Hiperlocal

Poluidor – Pagador

A cidade da Maia vai testar, a partir de Abril, um projeto piloto em que os habitantes pagam pela quantidade exata do lixo que produzem. O programa resulta de uma parceria entre a Lipor e a Maiambiente e custa 400 mil euros.

O objetivo do projeto é que cada cidadão pague exatamente pelo lixo que produz.
(Fotografia do site morguefile.com)

 

“Pay as you throw” (PAYT) – “pague à medida que deita o lixo fora”, em português. É este o sistema base deste projeto piloto que vai abranger 1100 habitações na freguesia de Vila Nova da Telha, na Maia.

O programa resulta de uma parceria entre a Lipor e a Maiambiente, empresas responsáveis pela recolha de resíduos na zona.

A partir de meados de Abril, 3500 pessoas vão começar a pagar pela quantidade de lixo que fazem, em vez de pagarem a taxa indexada à fatura da água.

O projeto assenta no princípio do poluidor-pagador, basicamente, quanto mais lixo um habitante produzir, mais terá de pagar no final do mês.

Como funciona?

Paulo Rodrigues, coordenador do projeto, explica que a cada habitação serão dados quatro contentores (para o lixo indiferenciado, o plástico, o vidro e o papel). Cada um equipado com um sistema que permite pesar a quantidade de resíduos depositados e identificar o utilizador através de um cartão.
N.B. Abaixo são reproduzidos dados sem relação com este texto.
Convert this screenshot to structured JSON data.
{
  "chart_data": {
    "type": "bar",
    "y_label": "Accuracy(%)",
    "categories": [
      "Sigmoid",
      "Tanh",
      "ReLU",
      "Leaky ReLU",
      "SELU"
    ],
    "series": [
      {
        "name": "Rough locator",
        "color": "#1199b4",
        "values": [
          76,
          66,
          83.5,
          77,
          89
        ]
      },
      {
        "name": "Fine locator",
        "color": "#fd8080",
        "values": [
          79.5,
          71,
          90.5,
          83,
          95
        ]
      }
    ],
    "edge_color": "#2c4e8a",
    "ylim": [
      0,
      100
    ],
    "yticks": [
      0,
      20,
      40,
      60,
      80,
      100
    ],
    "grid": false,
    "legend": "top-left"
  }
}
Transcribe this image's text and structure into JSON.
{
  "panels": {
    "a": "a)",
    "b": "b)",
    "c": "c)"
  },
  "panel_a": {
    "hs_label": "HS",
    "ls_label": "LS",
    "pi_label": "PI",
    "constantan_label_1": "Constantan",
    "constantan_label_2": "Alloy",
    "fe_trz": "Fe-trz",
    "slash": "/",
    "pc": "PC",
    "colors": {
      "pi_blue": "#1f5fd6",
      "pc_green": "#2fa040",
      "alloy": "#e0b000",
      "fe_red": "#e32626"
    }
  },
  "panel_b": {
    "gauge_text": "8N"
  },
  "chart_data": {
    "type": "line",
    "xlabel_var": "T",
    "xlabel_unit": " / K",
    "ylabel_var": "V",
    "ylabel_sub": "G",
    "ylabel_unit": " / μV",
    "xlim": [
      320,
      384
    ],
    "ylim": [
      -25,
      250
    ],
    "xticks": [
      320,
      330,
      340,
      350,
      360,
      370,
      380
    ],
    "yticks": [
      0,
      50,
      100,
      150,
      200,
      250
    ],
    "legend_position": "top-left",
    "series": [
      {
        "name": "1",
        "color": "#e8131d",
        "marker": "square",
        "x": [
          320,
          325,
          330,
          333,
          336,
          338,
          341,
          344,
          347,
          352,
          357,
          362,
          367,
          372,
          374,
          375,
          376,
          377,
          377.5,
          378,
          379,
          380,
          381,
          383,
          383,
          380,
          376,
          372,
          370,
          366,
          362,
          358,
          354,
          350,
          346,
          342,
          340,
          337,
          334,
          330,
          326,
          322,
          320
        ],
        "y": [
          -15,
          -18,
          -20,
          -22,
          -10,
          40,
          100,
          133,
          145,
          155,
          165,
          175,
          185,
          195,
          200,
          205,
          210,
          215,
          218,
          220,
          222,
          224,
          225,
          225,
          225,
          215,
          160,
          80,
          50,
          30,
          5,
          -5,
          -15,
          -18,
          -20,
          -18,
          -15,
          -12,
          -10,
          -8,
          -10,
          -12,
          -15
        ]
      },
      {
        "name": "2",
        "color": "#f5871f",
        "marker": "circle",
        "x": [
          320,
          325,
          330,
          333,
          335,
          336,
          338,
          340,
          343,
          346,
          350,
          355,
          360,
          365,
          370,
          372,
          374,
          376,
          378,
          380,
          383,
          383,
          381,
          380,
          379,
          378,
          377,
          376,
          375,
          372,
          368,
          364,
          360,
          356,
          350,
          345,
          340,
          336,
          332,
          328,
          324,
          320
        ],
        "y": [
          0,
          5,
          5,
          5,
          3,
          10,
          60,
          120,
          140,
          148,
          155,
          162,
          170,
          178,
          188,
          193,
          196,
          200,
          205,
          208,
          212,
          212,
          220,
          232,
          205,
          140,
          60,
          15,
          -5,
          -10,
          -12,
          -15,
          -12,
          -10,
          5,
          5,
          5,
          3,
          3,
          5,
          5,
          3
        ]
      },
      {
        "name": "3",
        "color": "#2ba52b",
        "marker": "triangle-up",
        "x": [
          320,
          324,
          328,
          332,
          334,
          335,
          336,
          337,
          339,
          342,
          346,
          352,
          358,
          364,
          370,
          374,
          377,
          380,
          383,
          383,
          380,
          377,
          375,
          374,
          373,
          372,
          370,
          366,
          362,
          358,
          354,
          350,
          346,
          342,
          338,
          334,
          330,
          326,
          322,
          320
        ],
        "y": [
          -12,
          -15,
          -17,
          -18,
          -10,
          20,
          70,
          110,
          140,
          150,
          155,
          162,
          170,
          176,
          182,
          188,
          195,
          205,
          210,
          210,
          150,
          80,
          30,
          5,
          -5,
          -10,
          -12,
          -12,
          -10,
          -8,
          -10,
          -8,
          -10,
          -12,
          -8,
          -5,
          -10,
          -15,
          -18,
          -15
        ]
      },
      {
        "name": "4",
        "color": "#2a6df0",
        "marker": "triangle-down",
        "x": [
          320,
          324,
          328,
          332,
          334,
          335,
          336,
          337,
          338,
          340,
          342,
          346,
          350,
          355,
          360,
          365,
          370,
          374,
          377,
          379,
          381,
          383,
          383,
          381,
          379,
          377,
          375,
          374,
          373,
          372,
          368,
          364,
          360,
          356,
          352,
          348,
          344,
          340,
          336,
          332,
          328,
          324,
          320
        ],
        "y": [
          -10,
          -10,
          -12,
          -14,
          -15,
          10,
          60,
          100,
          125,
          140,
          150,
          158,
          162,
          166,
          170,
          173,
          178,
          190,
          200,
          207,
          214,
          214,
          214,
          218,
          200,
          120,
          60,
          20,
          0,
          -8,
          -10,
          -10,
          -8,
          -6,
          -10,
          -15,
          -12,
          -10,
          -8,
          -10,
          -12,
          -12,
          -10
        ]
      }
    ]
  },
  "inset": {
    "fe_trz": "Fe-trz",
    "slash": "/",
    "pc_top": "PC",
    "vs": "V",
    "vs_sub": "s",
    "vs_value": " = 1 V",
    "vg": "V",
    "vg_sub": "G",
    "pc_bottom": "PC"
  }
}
Os caixotes recicláveis não têm qualquer custo, mas de cada vez que o morador deita no contentor lixo indiferenciado, fica registada a quantidade, e a fatura vai crescendo até ao final do mês.

Quem vive em prédios, continuará a usar os contentores de deposição seletiva, devidamente equipados.

Os caixotes que estão na via pública vão ter o mesmo sistema e serão controlados pelo cartão de cada utilizador.

Para além disso, as pessoas com dificuldades motoras e que vivam em casas de difícil acesso para o carro de recolha de lixo vão ser contempladas com alternativas.

Objetivo é compensar as boas práticas ambientais

O coordenador do projeto assegurou que a população não irá pagar mais, “muito pelo contrário, o objetivo principal de um projeto PAYT é potenciar a prevenção e reciclagem dos resíduos, compensando as boas práticas ambientais”.

Acrescentou, ainda, que “quanto mais separarem os resíduos, maior será a otimização e eficiência de todo o sistema”.

O custo por quilo de lixo ainda não está definido, mas atualmente, os consumidores pagam cerca de 30% do preço a pagar pela recolha dos resíduos urbanos, que depende do consumo da água, o resto está a cargo as autarquias.

Projeto financiado pela Agência Portuguesa do Ambiente

Este projeto piloto custa 400 mil euros, mas 300 mil são financiados pela Agência Portuguesa do Ambiente (APA). A Lipor e a Maiambiente apresentaram uma candidatura que foi aprovada por esta entidade.

A APA garantiu que este foi o único projeto apresentado, porém as Câmaras de Óbidos e de Portimão asseguram que também concorreram ao financiamento para desenvolverem projetos semelhantes.

PAYT discutido na Assembleia da República

O PSD e o CDS/PP apresentaram, nesta quarta-feira, uma proposta na Assembleia da República, que se baseia na aplicação do sistema PAYT em várias zonas do país.

Um estudo da Comissão Europeia sobre Prevenção e Reciclagem de Resíduos também defende este modelo.

A proposta vai ser votada amanhã e tem já o apoio da associação ambientalista Quercus e do Partido Ecologista Os Verdes.